ISBN: 978-65-87289-36-6 | Redes sociais da ABA:
Apresentação Oral em Grupo de Trabalho
GT 044: Dialéticas da plantations e da contraplantation: expropriação, recusa e fuga
Tecer vida, seguir em frente: mulheres quilombolas "convivendo com as secas" nas margens da plantation
Desde ao menos meados do século XVI há registros escritos sobre os severos efeitos provocados pelas secas no semiárido nordestino. A historicidade destes registros, o atual debate sobre as mudanças climáticas, bem como os variados sentidos que essa palavra assume demonstram a complexidade de seu entendimento. Afinal, as secas não podem ser reduzidas apenas a aspectos biofísicos, sendo produzidas por diversos modos de enredamento vinculados a dimensões ecológicas, político-administrativas, corpóreas, técnicas, discursivas e afetivas.
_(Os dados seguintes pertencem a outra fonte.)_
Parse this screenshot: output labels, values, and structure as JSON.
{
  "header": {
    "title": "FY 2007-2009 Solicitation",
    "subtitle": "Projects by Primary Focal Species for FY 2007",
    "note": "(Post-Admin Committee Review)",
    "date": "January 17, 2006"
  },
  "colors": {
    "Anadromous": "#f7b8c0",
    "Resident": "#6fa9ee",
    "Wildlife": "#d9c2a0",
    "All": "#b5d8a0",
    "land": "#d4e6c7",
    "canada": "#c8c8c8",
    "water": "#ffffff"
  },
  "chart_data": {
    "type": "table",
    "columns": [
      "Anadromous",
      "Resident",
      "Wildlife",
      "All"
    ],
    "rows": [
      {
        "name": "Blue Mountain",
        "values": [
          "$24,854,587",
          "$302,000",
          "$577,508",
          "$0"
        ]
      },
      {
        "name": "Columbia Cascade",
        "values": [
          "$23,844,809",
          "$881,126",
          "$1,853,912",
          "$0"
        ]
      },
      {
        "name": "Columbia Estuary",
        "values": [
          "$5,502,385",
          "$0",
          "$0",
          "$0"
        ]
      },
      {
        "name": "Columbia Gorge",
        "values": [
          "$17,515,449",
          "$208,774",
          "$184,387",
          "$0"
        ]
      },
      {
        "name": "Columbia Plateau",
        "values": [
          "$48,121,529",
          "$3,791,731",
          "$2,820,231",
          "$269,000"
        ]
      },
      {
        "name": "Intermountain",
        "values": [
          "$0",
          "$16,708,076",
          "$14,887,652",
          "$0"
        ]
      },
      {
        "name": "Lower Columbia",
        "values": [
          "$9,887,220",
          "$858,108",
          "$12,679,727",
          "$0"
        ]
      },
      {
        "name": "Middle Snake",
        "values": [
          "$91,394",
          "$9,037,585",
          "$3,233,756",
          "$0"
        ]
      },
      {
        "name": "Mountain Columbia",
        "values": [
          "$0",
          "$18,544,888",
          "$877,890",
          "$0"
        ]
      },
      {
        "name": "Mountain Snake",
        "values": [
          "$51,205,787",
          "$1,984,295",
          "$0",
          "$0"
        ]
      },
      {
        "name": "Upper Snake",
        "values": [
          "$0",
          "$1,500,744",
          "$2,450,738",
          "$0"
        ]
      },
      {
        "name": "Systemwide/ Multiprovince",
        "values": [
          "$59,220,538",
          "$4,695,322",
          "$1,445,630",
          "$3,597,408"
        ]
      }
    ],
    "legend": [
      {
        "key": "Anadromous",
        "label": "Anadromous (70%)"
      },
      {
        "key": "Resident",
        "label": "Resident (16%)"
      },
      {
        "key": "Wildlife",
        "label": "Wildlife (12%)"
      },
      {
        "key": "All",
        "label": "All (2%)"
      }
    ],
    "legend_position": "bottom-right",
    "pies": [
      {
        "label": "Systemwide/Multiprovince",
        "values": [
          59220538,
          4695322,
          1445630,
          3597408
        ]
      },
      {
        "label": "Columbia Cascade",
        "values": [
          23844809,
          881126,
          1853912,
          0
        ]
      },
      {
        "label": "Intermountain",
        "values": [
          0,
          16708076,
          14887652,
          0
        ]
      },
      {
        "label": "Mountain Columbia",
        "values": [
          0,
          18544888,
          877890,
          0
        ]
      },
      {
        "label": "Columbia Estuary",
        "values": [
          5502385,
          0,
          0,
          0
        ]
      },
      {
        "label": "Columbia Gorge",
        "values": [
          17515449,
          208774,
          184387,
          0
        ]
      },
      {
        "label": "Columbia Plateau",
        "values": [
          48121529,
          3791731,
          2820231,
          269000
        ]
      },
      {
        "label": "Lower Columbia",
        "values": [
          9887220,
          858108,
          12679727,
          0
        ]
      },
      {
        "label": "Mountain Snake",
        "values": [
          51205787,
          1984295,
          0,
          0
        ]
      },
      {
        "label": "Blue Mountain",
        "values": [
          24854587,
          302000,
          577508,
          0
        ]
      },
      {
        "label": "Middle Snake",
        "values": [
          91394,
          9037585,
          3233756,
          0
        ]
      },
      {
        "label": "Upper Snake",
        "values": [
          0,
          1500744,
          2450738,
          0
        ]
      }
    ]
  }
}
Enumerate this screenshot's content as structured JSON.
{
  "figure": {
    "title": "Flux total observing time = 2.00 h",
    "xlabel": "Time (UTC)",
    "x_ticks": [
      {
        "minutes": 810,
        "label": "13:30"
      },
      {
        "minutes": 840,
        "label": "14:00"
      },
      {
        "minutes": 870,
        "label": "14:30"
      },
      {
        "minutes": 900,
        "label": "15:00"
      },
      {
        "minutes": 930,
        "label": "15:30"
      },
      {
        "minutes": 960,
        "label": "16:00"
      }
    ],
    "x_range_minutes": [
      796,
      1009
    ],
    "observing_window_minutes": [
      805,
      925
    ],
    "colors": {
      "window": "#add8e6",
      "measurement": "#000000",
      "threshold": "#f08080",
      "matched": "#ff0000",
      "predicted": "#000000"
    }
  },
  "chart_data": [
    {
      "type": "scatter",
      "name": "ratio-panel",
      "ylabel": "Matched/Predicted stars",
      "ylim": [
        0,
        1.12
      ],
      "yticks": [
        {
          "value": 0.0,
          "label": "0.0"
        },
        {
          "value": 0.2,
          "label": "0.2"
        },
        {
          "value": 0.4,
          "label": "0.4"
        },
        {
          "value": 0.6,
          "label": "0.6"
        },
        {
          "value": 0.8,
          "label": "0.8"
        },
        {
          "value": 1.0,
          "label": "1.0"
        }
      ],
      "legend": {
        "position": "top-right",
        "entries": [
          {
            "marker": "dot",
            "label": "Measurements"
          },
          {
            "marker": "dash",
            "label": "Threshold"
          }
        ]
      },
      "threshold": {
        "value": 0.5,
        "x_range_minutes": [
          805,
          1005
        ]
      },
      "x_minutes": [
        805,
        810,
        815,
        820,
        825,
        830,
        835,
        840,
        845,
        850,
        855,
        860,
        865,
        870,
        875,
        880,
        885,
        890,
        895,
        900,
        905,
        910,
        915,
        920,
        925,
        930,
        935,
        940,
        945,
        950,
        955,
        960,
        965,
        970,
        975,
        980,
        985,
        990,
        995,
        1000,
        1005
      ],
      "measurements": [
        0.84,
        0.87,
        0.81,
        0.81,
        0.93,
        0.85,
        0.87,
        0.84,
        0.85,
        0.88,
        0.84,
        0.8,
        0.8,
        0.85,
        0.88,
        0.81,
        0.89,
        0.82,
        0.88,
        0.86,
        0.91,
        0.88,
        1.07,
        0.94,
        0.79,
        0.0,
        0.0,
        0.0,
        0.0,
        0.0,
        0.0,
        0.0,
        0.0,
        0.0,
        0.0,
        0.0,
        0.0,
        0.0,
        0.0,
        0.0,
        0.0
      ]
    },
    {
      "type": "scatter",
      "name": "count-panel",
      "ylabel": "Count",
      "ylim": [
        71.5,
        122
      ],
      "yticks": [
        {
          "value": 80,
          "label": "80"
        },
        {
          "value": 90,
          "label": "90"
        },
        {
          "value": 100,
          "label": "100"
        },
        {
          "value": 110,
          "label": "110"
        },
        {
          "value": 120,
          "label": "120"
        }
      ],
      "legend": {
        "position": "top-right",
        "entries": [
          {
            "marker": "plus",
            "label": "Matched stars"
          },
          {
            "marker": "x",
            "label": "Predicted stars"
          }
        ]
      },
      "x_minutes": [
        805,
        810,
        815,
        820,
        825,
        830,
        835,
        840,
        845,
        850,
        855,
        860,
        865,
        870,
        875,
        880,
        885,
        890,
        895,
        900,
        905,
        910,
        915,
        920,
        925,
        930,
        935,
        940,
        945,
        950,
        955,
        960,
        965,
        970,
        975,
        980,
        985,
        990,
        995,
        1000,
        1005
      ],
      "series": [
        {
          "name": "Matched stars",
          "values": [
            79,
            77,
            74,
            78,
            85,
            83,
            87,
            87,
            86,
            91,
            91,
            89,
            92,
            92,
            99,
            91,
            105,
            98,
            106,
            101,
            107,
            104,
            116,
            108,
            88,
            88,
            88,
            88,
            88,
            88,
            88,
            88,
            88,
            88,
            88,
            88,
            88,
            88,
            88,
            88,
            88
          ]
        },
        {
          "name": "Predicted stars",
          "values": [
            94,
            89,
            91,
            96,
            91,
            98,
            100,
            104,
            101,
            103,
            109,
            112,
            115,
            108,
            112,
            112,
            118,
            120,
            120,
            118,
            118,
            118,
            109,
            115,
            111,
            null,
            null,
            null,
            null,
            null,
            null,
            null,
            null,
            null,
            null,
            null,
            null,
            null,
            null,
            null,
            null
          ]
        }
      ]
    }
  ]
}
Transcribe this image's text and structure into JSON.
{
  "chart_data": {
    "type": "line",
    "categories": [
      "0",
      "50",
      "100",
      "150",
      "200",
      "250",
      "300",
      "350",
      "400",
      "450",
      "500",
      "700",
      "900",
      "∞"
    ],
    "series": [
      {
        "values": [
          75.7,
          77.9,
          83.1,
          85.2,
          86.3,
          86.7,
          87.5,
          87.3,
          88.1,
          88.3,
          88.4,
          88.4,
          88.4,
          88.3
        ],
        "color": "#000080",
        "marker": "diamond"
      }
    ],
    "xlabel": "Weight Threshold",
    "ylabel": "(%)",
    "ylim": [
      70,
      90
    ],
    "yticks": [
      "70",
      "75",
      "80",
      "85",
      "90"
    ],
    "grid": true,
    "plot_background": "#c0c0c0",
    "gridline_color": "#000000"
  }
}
Da mesma forma, tomadas como fenômenos ecobiopolíticos, as secas podem gerar, acentuar e reforçar processos de racialização, desumanização, animalização e altericídio característicos da plantation. O trabalho de campo desenvolvido entre 2016 a 2018 em uma localidade do agreste pernambucano junto com mulheres quilombolas possibilitou distanciar-me da seca como um evento inscrito em uma temporalidade linear ou cíclica, para elaborá-la partir da forma como as relações de expropriação, exploração e fuga a ela conectadas se inscrevem no cotidiano”. Partindo de uma região cujo debate sobre tragédias sociais e ecológicas é muito anterior às discussões mais recentes sobre o Antropoceno, me inspiro criticamente na noção de desastre ordinário para dar centralidade a práticas corriqueiras que se aproximam de ideia de convivência”. Convivência”, por sua vez, é um termo que ganha destaque no início dos anos 2000 ao orientar políticas públicas para este local, contudo, ela será abordada aqui em uma acepção mais ampla, que diz respeito aos saberes e fazeres produtores de vidas no e com o semiárido. Este trabalho busca, portanto, descrever e analisar as formas criativas de recusa, desvio e fuga presentes em três aspectos relacionados a modalidades de convivência com as secas”: o uso das águas, o cuidado com as roupas e a organização do samba. Como se verá, estas três dimensões estão articuladas, pois mobilizam artes, saberes e memórias através das quais essas mulheres tecem vida e projetos de futuro. Pelas águas, roupas e pelo samba elas costuram relações entre temporalidades, parentes e seres mediante uma ética e uma estética do cuidado de si, dos seus e do mundo que possibilitam driblar as atualizações do cativeiro e seguir em frente.